1911 Encyclopædia Britannica/Festus
FESTUS (? Rufus or Rufius), one of the Roman writers of breviaria (epitomes of Roman history). The reference to the defeat of the Goths at Noviodunum (A.D. 369) by the emperor Valens, and the fact that the author is unaware of the constitution of Valentia as a province (which took place in the same year) are sufficient indication to fix the date of composition. Mommsen identifies the author with Rufius Festus, proconsul of Achaea (366), and both with Rufius Festus Avienus (q.v.), the translator of Aratus. But the absence of the name Rufius in the best MSS. is against this. Others take him to be Festus of Tridentum, magister memoriae (secretary) to Valens and proconsul of Asia, where he was sent to punish those implicated in the conspiracy of Theodorus, a commission which he executed with such merciless severity that his name became a byword. The work itself (Breviarium rerum gestarum populi Romani) is divided into two parts—one geographical, the other historical. The chief authorities used are Livy, Eutropius and Florus.
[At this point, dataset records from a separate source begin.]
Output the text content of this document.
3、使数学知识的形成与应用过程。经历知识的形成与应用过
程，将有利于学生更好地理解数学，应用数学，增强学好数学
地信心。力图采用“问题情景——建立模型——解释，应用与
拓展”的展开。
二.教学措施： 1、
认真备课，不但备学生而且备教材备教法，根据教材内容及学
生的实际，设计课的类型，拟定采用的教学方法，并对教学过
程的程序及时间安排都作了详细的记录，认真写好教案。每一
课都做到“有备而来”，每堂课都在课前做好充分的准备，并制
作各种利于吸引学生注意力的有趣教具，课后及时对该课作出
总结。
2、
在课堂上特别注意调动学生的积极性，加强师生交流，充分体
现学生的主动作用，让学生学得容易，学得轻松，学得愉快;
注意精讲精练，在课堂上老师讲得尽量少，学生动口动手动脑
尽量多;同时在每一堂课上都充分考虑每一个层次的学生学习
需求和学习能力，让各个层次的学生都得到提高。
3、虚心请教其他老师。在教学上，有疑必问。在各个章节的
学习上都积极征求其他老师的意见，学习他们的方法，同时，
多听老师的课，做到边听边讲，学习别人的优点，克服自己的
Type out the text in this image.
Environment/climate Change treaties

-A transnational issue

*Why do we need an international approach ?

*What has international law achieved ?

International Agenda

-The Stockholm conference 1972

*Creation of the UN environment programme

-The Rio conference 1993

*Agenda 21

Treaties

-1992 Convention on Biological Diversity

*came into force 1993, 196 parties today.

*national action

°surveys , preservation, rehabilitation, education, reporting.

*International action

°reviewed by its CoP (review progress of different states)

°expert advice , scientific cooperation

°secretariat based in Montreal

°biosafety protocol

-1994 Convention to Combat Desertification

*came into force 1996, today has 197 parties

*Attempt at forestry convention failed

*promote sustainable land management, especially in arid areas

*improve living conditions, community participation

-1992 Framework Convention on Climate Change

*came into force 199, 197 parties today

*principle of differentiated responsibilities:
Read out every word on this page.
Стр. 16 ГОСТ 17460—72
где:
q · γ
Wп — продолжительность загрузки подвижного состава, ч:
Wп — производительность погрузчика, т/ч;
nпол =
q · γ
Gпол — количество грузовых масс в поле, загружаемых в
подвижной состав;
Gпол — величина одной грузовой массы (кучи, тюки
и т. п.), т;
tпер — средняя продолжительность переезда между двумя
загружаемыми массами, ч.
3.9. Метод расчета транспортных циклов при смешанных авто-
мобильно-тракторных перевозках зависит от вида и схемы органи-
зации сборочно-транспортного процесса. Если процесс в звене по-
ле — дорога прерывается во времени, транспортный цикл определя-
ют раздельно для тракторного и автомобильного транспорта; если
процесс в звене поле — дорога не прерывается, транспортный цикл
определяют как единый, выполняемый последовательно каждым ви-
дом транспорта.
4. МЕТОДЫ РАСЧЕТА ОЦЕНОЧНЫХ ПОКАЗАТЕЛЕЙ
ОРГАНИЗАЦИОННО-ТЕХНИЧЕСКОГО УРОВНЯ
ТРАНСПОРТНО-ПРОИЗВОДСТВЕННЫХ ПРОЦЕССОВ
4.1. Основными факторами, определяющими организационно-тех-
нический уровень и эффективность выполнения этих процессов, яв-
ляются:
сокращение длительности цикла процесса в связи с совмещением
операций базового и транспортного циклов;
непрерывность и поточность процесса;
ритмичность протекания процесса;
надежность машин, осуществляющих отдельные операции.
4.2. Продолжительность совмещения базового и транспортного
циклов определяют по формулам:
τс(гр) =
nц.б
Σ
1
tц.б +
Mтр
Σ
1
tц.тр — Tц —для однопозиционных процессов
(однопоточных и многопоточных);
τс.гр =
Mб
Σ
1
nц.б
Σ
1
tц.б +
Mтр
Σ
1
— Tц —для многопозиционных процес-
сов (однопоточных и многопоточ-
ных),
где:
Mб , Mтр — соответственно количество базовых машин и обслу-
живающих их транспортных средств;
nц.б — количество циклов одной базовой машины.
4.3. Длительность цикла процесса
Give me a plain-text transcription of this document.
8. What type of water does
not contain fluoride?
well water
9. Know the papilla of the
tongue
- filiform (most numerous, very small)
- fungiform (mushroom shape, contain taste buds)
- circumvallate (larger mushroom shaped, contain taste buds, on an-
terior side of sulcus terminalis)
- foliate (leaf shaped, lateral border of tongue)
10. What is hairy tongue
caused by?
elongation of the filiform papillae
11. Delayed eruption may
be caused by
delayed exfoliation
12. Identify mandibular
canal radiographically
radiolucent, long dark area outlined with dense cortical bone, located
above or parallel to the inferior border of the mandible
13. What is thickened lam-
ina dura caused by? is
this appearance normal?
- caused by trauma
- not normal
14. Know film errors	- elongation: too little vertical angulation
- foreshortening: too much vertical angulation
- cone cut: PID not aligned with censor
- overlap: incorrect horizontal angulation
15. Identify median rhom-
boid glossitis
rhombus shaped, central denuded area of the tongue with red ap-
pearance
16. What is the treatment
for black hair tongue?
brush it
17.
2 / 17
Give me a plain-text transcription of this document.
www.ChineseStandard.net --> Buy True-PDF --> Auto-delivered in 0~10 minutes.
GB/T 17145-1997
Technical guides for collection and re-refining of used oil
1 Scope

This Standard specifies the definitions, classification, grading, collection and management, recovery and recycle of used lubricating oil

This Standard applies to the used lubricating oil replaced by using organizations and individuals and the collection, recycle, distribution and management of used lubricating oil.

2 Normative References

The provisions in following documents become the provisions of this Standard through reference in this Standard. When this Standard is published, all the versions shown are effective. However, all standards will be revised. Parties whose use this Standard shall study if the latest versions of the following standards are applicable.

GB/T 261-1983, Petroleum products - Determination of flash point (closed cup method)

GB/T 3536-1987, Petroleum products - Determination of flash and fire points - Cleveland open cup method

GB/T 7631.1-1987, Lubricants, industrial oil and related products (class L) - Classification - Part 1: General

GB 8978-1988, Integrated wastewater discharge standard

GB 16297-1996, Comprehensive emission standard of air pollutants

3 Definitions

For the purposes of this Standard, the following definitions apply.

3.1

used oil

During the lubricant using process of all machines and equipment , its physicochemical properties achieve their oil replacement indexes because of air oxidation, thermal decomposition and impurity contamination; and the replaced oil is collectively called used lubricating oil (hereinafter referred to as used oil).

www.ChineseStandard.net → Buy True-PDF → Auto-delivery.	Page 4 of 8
It is extremely meagre, but the fact that the last part is based on the writer’s personal recollections makes it of some value for the history of the 4th century.
Editions by W. Förster (Vienna, 1873) and C. Wagener (Prague, 1886); see also R. Jacobi, De Festi breviarii fontibus (Bonn, 1874), and H. Peter, Die geschichtliche Litt. über die römische Kaiserzeit ii. p. 133 (1897), where the epitomes of Festus, Aurelius Victor and Eutropius are compared.